Coding for retina laser procedures can be challenging, as the global periods vary between 10 and 90 days and the surgeries can be minor or major.9 CPT code 67210, destruction of localized lesion of retina (eg, macular edema, tumors) with one or more sessions, has a 90-day global period, and modifier -57 would be applicable when a same-day examination is performed. Alternatively, CPT code 67228, treatment of extensive or progressive retinopathy (eg, diabetic retinopathy), has a 10-day global period per Medicare and for most other payers. In this instance, when a same-day examination is performed and meets the definition of modifier -25, append it to the office visit code.

Next, understand when to append a surgical modifier to an additional procedure performed during a global period. The following should be considered for these scenarios:

  • Modifier -58: A staged or related procedure or service by the same physician during the postoperative period
  • Modifier -78: An unplanned return to the OR by the same physician for a related procedure during the postoperative period
  • Modifier -79: An unrelated procedure or service by the same physician during the postoperative period

Modifier -58 has three definitions for use and is applicable for many retina procedures.

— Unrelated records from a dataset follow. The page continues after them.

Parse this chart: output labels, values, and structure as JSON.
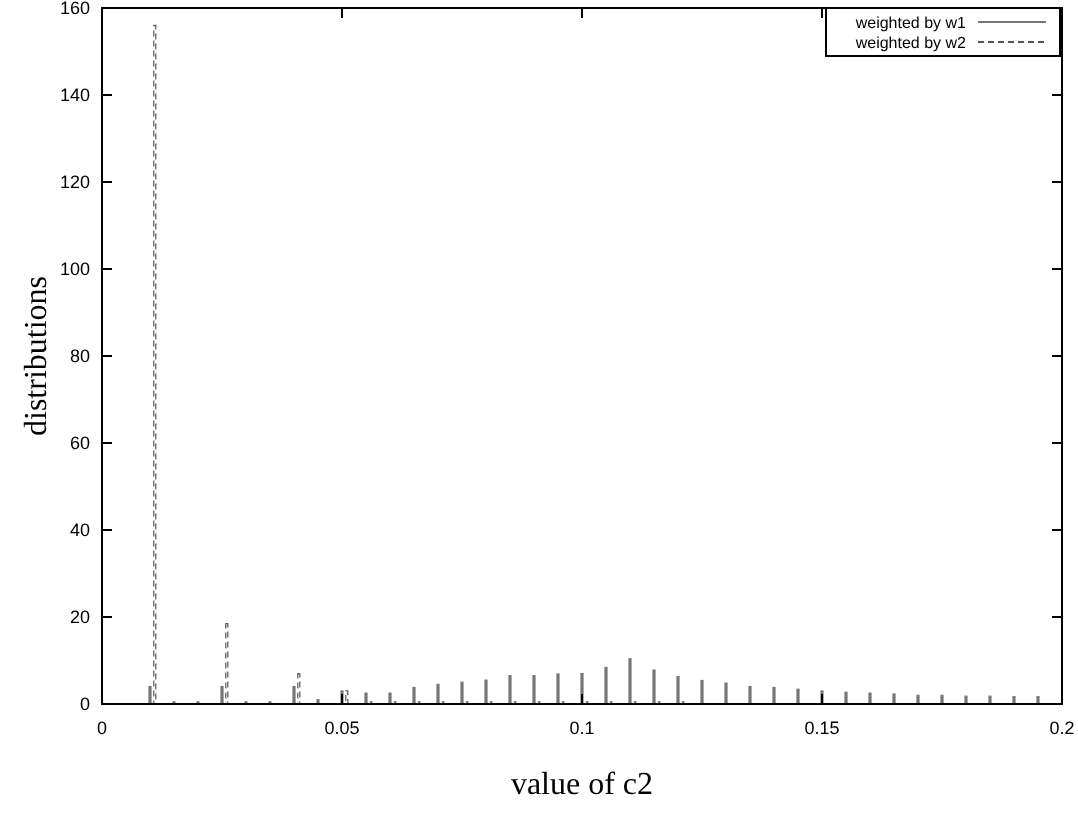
{
  "chart_data": {
    "type": "bar",
    "xlabel": "value of c2",
    "ylabel": "distributions",
    "xlim": [
      0,
      0.2
    ],
    "ylim": [
      0,
      160
    ],
    "xticks": [
      0,
      0.05,
      0.1,
      0.15,
      0.2
    ],
    "yticks": [
      0,
      20,
      40,
      60,
      80,
      100,
      120,
      140,
      160
    ],
    "legend": "top right",
    "grid": false,
    "series": [
      {
        "name": "weighted by w1",
        "color": "#777777",
        "line_style": "solid",
        "x": [
          0.01,
          0.015,
          0.02,
          0.025,
          0.03,
          0.035,
          0.04,
          0.045,
          0.05,
          0.055,
          0.06,
          0.065,
          0.07,
          0.075,
          0.08,
          0.085,
          0.09,
          0.095,
          0.1,
          0.105,
          0.11,
          0.115,
          0.12,
          0.125,
          0.13,
          0.135,
          0.14,
          0.145,
          0.15,
          0.155,
          0.16,
          0.165,
          0.17,
          0.175,
          0.18,
          0.185,
          0.19,
          0.195
        ],
        "values": [
          4,
          0.5,
          0.5,
          4,
          0.5,
          0.5,
          4,
          1,
          3,
          2.5,
          2.5,
          3.8,
          4.5,
          5,
          5.5,
          6.5,
          6.5,
          6.9,
          7,
          8.4,
          10.4,
          7.8,
          6.3,
          5.4,
          4.8,
          4,
          3.8,
          3.4,
          3,
          2.7,
          2.5,
          2.3,
          2,
          2,
          1.8,
          1.8,
          1.7,
          1.7
        ]
      },
      {
        "name": "weighted by w2",
        "color": "#555555",
        "line_style": "dashed",
        "x": [
          0.011,
          0.026,
          0.041,
          0.051,
          0.056,
          0.061,
          0.066,
          0.071,
          0.076,
          0.081,
          0.086,
          0.091,
          0.096,
          0.101,
          0.106,
          0.111,
          0.116,
          0.121
        ],
        "values": [
          156,
          18.5,
          7,
          3,
          0.5,
          0.5,
          0.5,
          0.5,
          0.5,
          0.5,
          0.5,
          0.5,
          0.5,
          0.5,
          0.5,
          0.5,
          0.5,
          0.5
        ]
      }
    ]
  }
}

First, when a lesser-to-greater procedure, or when a pneumatic retinopexy (CPT code 67110) is performed and then a repair of the retinal detachment is performed during the global period in the same eye (CPT code 67108), the subsequent procedure would be reported with modifier -58, as it is more extensive based on the definition and relative value unit.

Next, when preplanned and documented in the medical record that a subsequent procedure is planned in the global period, use modifier -58. For example, document that in the global period of pneumatic retinopexy, laser and/or cryotherapy is planned.

Finally, when an injection is performed in the global period to treat the same problem as the original major surgery, for example, report with modifier -58.

1. Practice management for retina. American Academy of Ophthalmology. Accessed January 16, 2024. www.aao.org/practice-management/coding/retina

2. Photodynamic therapy. Aetna. Accessed January 16, 2024. www.aetna.com/cpb/medical/data/500_599/0594.html

3. Ophthalmology injections notification of medical review. Noridian Healthcare Solutions. Accessed January 16, 2024. noridiansmrc.com/completed-projects/01-309

4. Woodke J. How to identify medication coding errors. Retina Today Business Matters. 2021;4(4):6-7.

5. Woodke J. How to implement the -JZ modifier. Retina Today. 2023;18(7):54-55.

6. Woodke J. When to use an evaluation and management or eye visit code. Retina Today. 2022;17(3):54-55.

7. Woodke J. Pop quiz: know your modifiers. Retina Today. 2019;14(7):22-23.

8. Woodke J. Mastering modifier -24. Retina Today Business Matters. 2022;5(2):4, 12.

9. Woodke J. Three questions when coding laser therapy. Retina Today. 2022;17(7):54-55.